。他想起韩四小姐之前的癫记,不寒而栗。
那个找人给沈砚诀画画、追着马车跑,被绑架了还一直惦记着沈哥哥的四小姐,此刻正用那种眼神盯着自己。
文瑾怎么也想不通,这还没开春呢,咋就犯起了桃花癫?!
当下这种痴迷程度虽还不及沈砚诀,但也快接近了,文瑾的后背不由地冒出一层冷汗。
韩刺史站在一旁,把女儿的这些举动看在眼里,眉头微微皱起。
以往她心比天高,眼睛长在头顶上,除了沈砚诀,眼里还容得下谁?沈家那小子对她从来都是客客气气的,明眼人都瞧得出,对她毫无半点意思,可这丫头九头牛都拉不回来,家里人也懒得管了,也就随她去。

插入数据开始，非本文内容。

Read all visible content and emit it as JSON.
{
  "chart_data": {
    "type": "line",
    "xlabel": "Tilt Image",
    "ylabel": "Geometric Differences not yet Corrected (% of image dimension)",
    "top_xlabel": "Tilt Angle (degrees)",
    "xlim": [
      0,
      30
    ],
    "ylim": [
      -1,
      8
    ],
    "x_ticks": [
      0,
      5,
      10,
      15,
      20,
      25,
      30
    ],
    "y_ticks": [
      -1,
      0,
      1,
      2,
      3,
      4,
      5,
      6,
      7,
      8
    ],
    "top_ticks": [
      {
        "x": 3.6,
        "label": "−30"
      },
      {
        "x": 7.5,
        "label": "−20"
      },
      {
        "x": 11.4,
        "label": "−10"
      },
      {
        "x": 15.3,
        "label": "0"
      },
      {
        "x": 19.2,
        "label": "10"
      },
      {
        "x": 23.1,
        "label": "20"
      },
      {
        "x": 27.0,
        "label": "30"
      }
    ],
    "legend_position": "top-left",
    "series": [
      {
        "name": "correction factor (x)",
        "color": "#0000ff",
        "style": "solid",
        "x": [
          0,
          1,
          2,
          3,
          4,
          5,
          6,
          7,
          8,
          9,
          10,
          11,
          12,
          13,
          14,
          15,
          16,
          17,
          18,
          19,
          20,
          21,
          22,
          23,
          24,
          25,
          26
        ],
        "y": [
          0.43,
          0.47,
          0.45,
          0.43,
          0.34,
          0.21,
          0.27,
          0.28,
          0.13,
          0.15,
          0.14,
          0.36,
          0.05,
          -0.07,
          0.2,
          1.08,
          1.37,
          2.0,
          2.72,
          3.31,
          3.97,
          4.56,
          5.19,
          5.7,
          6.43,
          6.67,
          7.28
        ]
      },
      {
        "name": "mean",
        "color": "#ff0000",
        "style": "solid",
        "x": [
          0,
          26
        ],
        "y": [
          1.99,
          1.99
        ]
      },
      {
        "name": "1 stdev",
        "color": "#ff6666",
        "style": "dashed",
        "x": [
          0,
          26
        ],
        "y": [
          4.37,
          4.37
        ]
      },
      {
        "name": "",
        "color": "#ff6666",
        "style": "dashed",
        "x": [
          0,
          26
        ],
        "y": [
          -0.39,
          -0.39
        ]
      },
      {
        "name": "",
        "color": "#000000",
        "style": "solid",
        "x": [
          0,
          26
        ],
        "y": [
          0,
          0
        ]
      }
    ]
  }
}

莫不是南疆这一路发生了什么,让小女儿严重受了刺激,竟然转了性?
韩刺史不动声色地重新细细打量起文瑾来,这年轻人,相貌端正,身量高大,站在那里腰杆笔直,举止有度,不卑不亢,说话办事也利落,只是不知他家里……
韩刺史收回目光,心里有了数。
韩淑媛也不嫌累,拉着韩母往厨房走,一边走一边念叨:“娘,文管事喜欢吃辣,您让厨子多做几个辣的菜。还有,他不太爱吃甜的,点心就别上了。”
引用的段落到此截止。